Büyükleri eserleriyle yüzleştiren kitap
"Kentini Arayan Çocuklar" kitabı yaşamı canlı ve cansız varlıklarla ele alan ve güncel yaşam içinde çocukların izini süren bir eser.
Kitap, aslında biz büyüklerin yarattığı ve çocuklara bıraktıklarımızla yüzleştiriyor. Kent çocuklarının sesi olmaya çalışılan kitapta, kâh bir otogarda, kâh bir okul servisinde, kâh sanal dünyanın arka sokaklarında çocukların yaşamlarına dokunuluyor.

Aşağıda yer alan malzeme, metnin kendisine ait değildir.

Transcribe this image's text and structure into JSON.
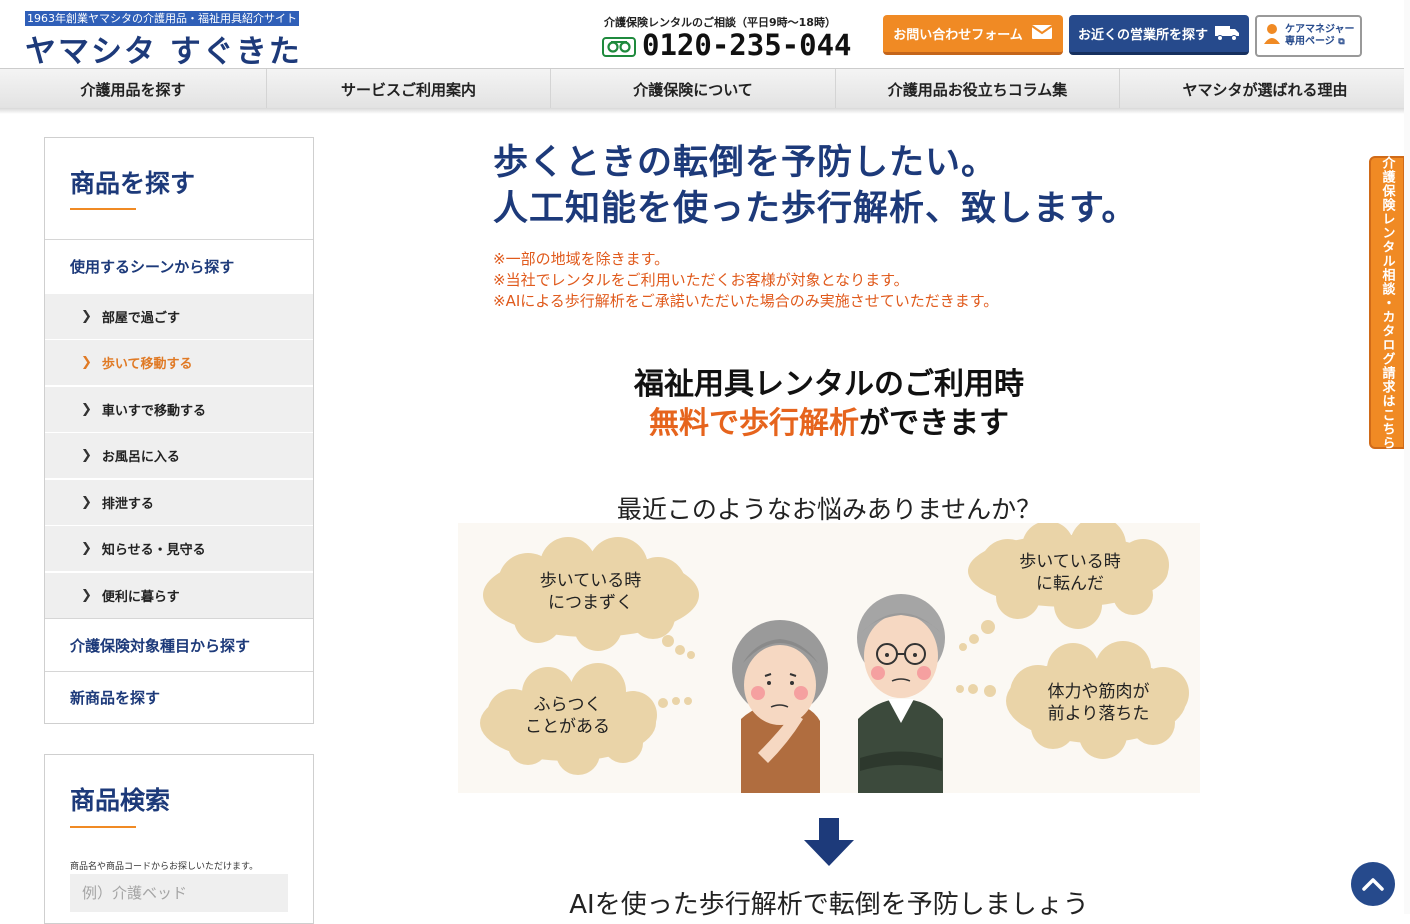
{
  "header": {
    "tagline": "1963年創業ヤマシタの介護用品・福祉用具紹介サイト",
    "logo": "ヤマシタ すぐきた",
    "consult_label": "介護保険レンタルのご相談（平日9時〜18時）",
    "freedial_icon": "freedial-icon",
    "phone": "0120-235-044",
    "contact_button": "お問い合わせフォーム",
    "office_button": "お近くの営業所を探す",
    "care_manager_line1": "ケアマネジャー",
    "care_manager_line2": "専用ページ",
    "colors": {
      "brand": "#1d3a7a",
      "accent": "#f08a24",
      "navy": "#264a8c"
    }
  },
  "nav": {
    "items": [
      "介護用品を探す",
      "サービスご利用案内",
      "介護保険について",
      "介護用品お役立ちコラム集",
      "ヤマシタが選ばれる理由"
    ]
  },
  "sidebar": {
    "title": "商品を探す",
    "scene_section": "使用するシーンから探す",
    "scenes": [
      {
        "label": "部屋で過ごす",
        "active": false
      },
      {
        "label": "歩いて移動する",
        "active": true
      },
      {
        "label": "車いすで移動する",
        "active": false
      },
      {
        "label": "お風呂に入る",
        "active": false
      },
      {
        "label": "排泄する",
        "active": false
      },
      {
        "label": "知らせる・見守る",
        "active": false
      },
      {
        "label": "便利に暮らす",
        "active": false
      }
    ],
    "insurance_section": "介護保険対象種目から探す",
    "new_section": "新商品を探す"
  },
  "search": {
    "title": "商品検索",
    "hint": "商品名や商品コードからお探しいただけます。",
    "placeholder": "例）介護ベッド"
  },
  "main": {
    "headline_line1": "歩くときの転倒を予防したい。",
    "headline_line2": "人工知能を使った歩行解析、致します。",
    "notes": [
      "※一部の地域を除きます。",
      "※当社でレンタルをご利用いただくお客様が対象となります。",
      "※AIによる歩行解析をご承諾いただいた場合のみ実施させていただきます。"
    ],
    "sub_head_line1": "福祉用具レンタルのご利用時",
    "sub_head_orange": "無料で歩行解析",
    "sub_head_rest": "ができます",
    "worry_title": "最近このようなお悩みありませんか？",
    "bubbles": [
      {
        "line1": "歩いている時",
        "line2": "につまずく"
      },
      {
        "line1": "ふらつく",
        "line2": "ことがある"
      },
      {
        "line1": "歩いている時",
        "line2": "に転んだ"
      },
      {
        "line1": "体力や筋肉が",
        "line2": "前より落ちた"
      }
    ],
    "ai_text": "AIを使った歩行解析で転倒を予防しましょう"
  },
  "side_tab": "介護保険レンタル相談・カタログ請求はこちら"
}
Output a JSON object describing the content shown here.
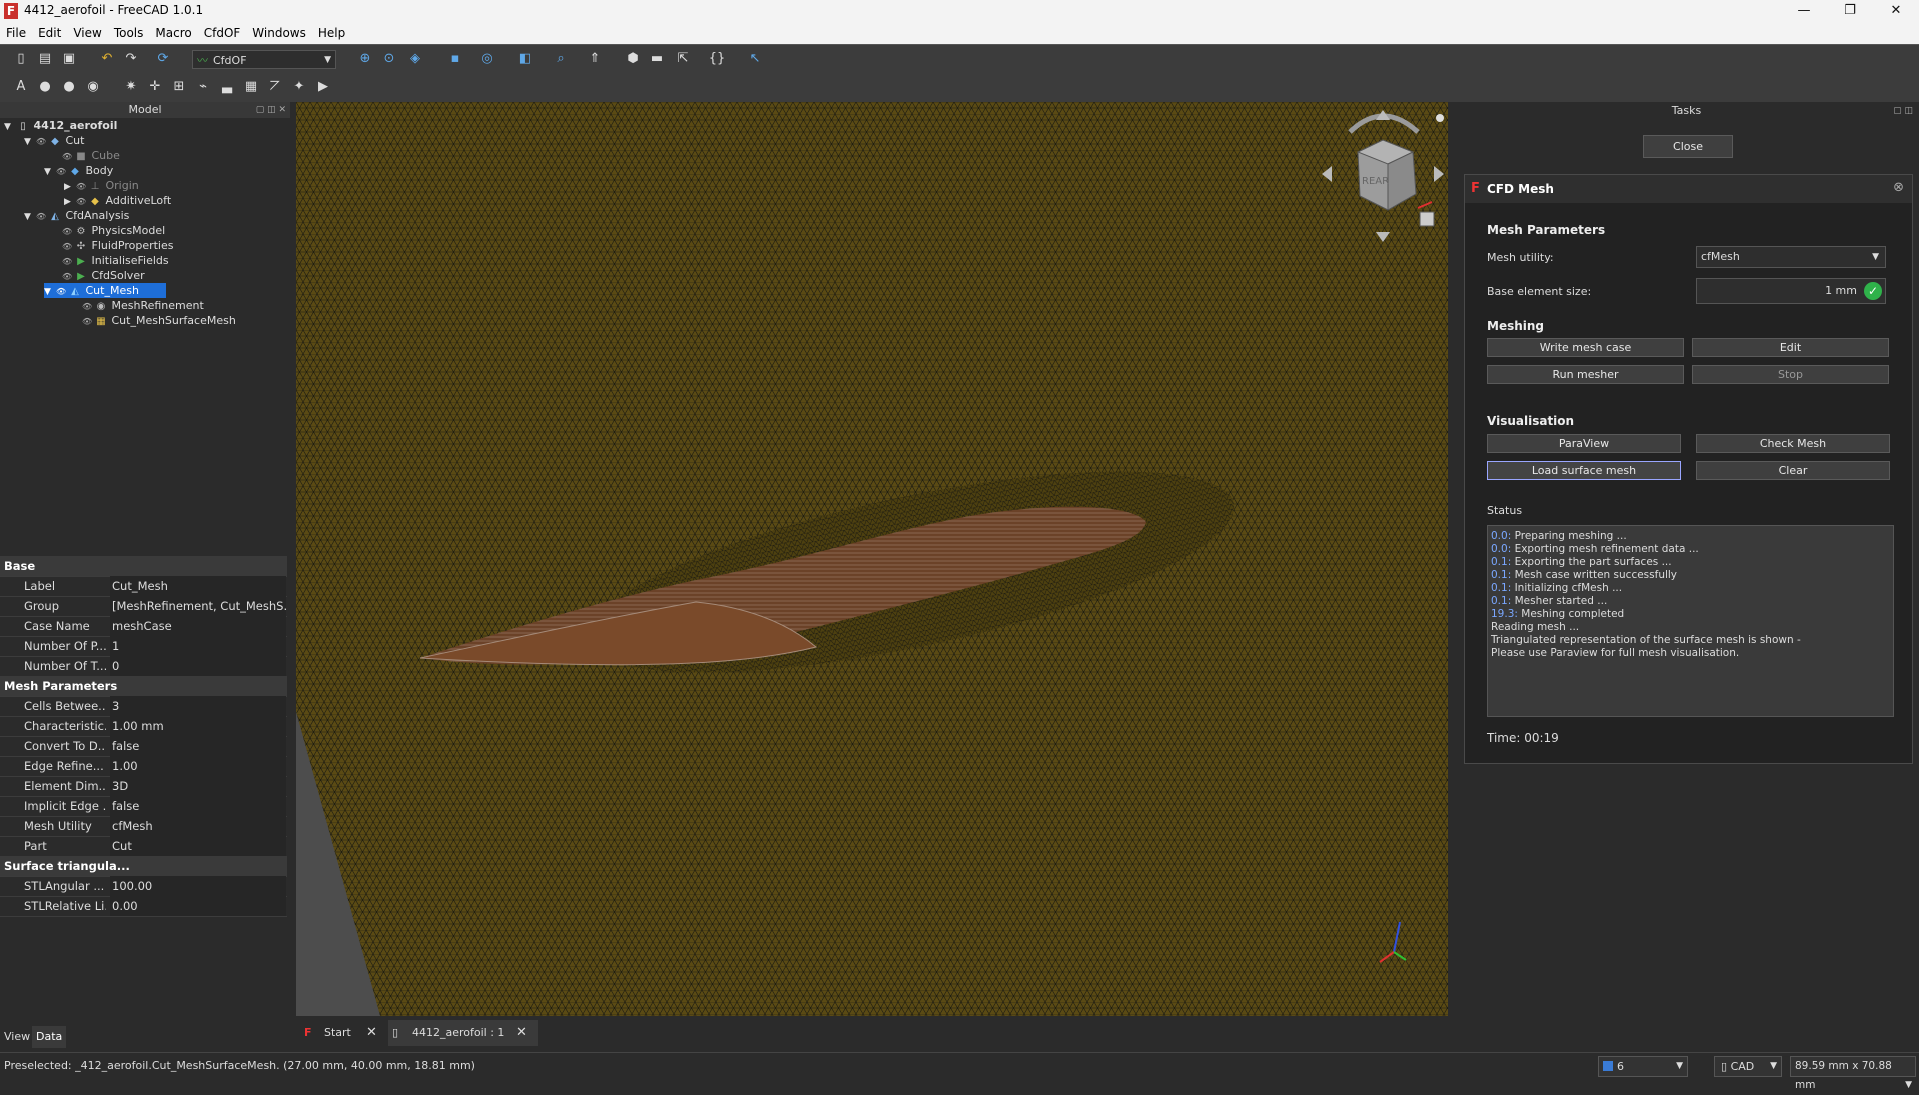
{
  "window": {
    "title": "4412_aerofoil - FreeCAD 1.0.1",
    "app_icon": "F",
    "minimize": "—",
    "maximize": "❐",
    "close": "✕"
  },
  "menu": [
    "File",
    "Edit",
    "View",
    "Tools",
    "Macro",
    "CfdOF",
    "Windows",
    "Help"
  ],
  "toolbar": {
    "workbench": "CfdOF"
  },
  "model_panel": {
    "title": "Model",
    "tree": [
      {
        "label": "4412_aerofoil",
        "icon": "document-icon"
      },
      {
        "label": "Cut",
        "icon": "cut-icon"
      },
      {
        "label": "Cube",
        "icon": "cube-icon"
      },
      {
        "label": "Body",
        "icon": "body-icon"
      },
      {
        "label": "Origin",
        "icon": "origin-icon"
      },
      {
        "label": "AdditiveLoft",
        "icon": "loft-icon"
      },
      {
        "label": "CfdAnalysis",
        "icon": "analysis-icon"
      },
      {
        "label": "PhysicsModel",
        "icon": "physics-icon"
      },
      {
        "label": "FluidProperties",
        "icon": "fluid-icon"
      },
      {
        "label": "InitialiseFields",
        "icon": "initialise-icon"
      },
      {
        "label": "CfdSolver",
        "icon": "solver-icon"
      },
      {
        "label": "Cut_Mesh",
        "icon": "mesh-icon"
      },
      {
        "label": "MeshRefinement",
        "icon": "refinement-icon"
      },
      {
        "label": "Cut_MeshSurfaceMesh",
        "icon": "surface-mesh-icon"
      }
    ]
  },
  "properties": {
    "groups": [
      {
        "name": "Base",
        "rows": [
          {
            "key": "Label",
            "value": "Cut_Mesh"
          },
          {
            "key": "Group",
            "value": "[MeshRefinement, Cut_MeshS..."
          },
          {
            "key": "Case Name",
            "value": "meshCase"
          },
          {
            "key": "Number Of P...",
            "value": "1"
          },
          {
            "key": "Number Of T...",
            "value": "0"
          }
        ]
      },
      {
        "name": "Mesh Parameters",
        "rows": [
          {
            "key": "Cells Betwee...",
            "value": "3"
          },
          {
            "key": "Characteristic...",
            "value": "1.00 mm"
          },
          {
            "key": "Convert To D...",
            "value": "false"
          },
          {
            "key": "Edge Refine...",
            "value": "1.00"
          },
          {
            "key": "Element Dim...",
            "value": "3D"
          },
          {
            "key": "Implicit Edge ...",
            "value": "false"
          },
          {
            "key": "Mesh Utility",
            "value": "cfMesh"
          },
          {
            "key": "Part",
            "value": "Cut"
          }
        ]
      },
      {
        "name": "Surface triangula...",
        "rows": [
          {
            "key": "STLAngular ...",
            "value": "100.00"
          },
          {
            "key": "STLRelative Li...",
            "value": "0.00"
          }
        ]
      }
    ],
    "tabs": [
      "View",
      "Data"
    ]
  },
  "navcube": {
    "face": "REAR"
  },
  "doc_tabs": [
    {
      "label": "Start"
    },
    {
      "label": "4412_aerofoil : 1"
    }
  ],
  "tasks": {
    "title": "Tasks",
    "close_label": "Close",
    "cfd_title": "CFD Mesh",
    "mesh_parameters": {
      "heading": "Mesh Parameters",
      "utility_label": "Mesh utility:",
      "utility_value": "cfMesh",
      "size_label": "Base element size:",
      "size_value": "1 mm"
    },
    "meshing": {
      "heading": "Meshing",
      "write": "Write mesh case",
      "edit": "Edit",
      "run": "Run mesher",
      "stop": "Stop"
    },
    "visualisation": {
      "heading": "Visualisation",
      "paraview": "ParaView",
      "check": "Check Mesh",
      "load": "Load surface mesh",
      "clear": "Clear"
    },
    "status": {
      "heading": "Status",
      "lines": [
        {
          "time": "0.0:",
          "text": " Preparing meshing ..."
        },
        {
          "time": "0.0:",
          "text": " Exporting mesh refinement data ..."
        },
        {
          "time": "0.1:",
          "text": " Exporting the part surfaces ..."
        },
        {
          "time": "0.1:",
          "text": " Mesh case written successfully"
        },
        {
          "time": "0.1:",
          "text": " Initializing cfMesh ..."
        },
        {
          "time": "0.1:",
          "text": " Mesher started ..."
        },
        {
          "time": "19.3:",
          "text": " Meshing completed"
        },
        {
          "time": "",
          "text": "Reading mesh ..."
        },
        {
          "time": "",
          "text": "Triangulated representation of the surface mesh is shown -"
        },
        {
          "time": "",
          "text": "Please use Paraview for full mesh visualisation."
        }
      ]
    },
    "time": "Time: 00:19"
  },
  "statusbar": {
    "message": "Preselected: _412_aerofoil.Cut_MeshSurfaceMesh. (27.00 mm, 40.00 mm, 18.81 mm)",
    "page_value": "6",
    "nav_style": "CAD",
    "dimensions": "89.59 mm x 70.88 mm"
  },
  "colors": {
    "mesh_bg": "#5a4a14",
    "mesh_line": "#1a1a1a",
    "aerofoil": "#7a4a2a",
    "selection": "#1e6ed8",
    "accent_link": "#7aa7ff"
  }
}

Uzun boylulara oyun hakkı hatırlatması
Eksi 18 Edebiyat Topluluğunun girişimiyle hazırlanan ve yazar Ayşe Evrim Genç, Bilge Tayfun, Burçak Temel, Dilek Yılmaz, Dilge Güney, Duygu Uzel, Ebru Köfter, Ece Kanber, Elif Bülbül, Elif Çelebi, Emek Yalın Orhan, Ersin Köseoğlu, Esen Soydan Can, Esra Yazdıç, Gönül Çatalcalı, Gülay Pamuk, Gülseren Mungan, Güzin Öztürk, Hande Baba, İlknur Erdoğan, Kader Varlık, Nalan Yılmaz, Nazlı Solgun, Nermin Şenol Kalyoncu, Nevzat Süer Sezgin, Özlem Çoban, Özlem Tuncay, Refika Başak Fındıkçıoğlu, Sevinç Yağan, Sülbiye Yıldırım ve Zeynep Basmacı, çocukların ellerinden tutup mahalle mahalle hikâyelerinin peşine düştü. Ve hepsi uzun boylulara çocukların oyun hakkını bir kez daha hatırlatıyor.
Sizi Berivan'la tanıştırayım
Kolektif olarak hazırlanan bu eserin sunuşunu yazan Nevzat Süer Sezgin, "Hiç dündünüz mü, yaşadığınız kenti seviyor musunuz? Belki de henüz tanışmadınız... Bunun için; kentinizin caddelerinde yürümek, ağaçlarına tırmanmak, sokaklarında oynamak, hatta sesini dinlemek bile yeterli olabilir" diyor.
Süer Sezgin'in sunumunun devamını okumak size kalsın ama yazarın yazmış olduğu "Düğün" öyküsü benim gazetecilik hayatımda karşılaşıp, yazdığım gerçek bir yaşamın kesitidir. Süer Sezgin'in kaleme aldığı öykü aynı zamana özlemini duyduğum bir şeyi gideriyor. Kürtçe bir ismin çocuklarla ilgili bir eserde yer alıyor olması başlı başına bir mutluluk hissidir. Çünkü farklılıklarımız, ötekilerimiz, ezilenlerimiz, yok saydıklarımız bu yaşamın içindedir, birlikte yaşıyoruz.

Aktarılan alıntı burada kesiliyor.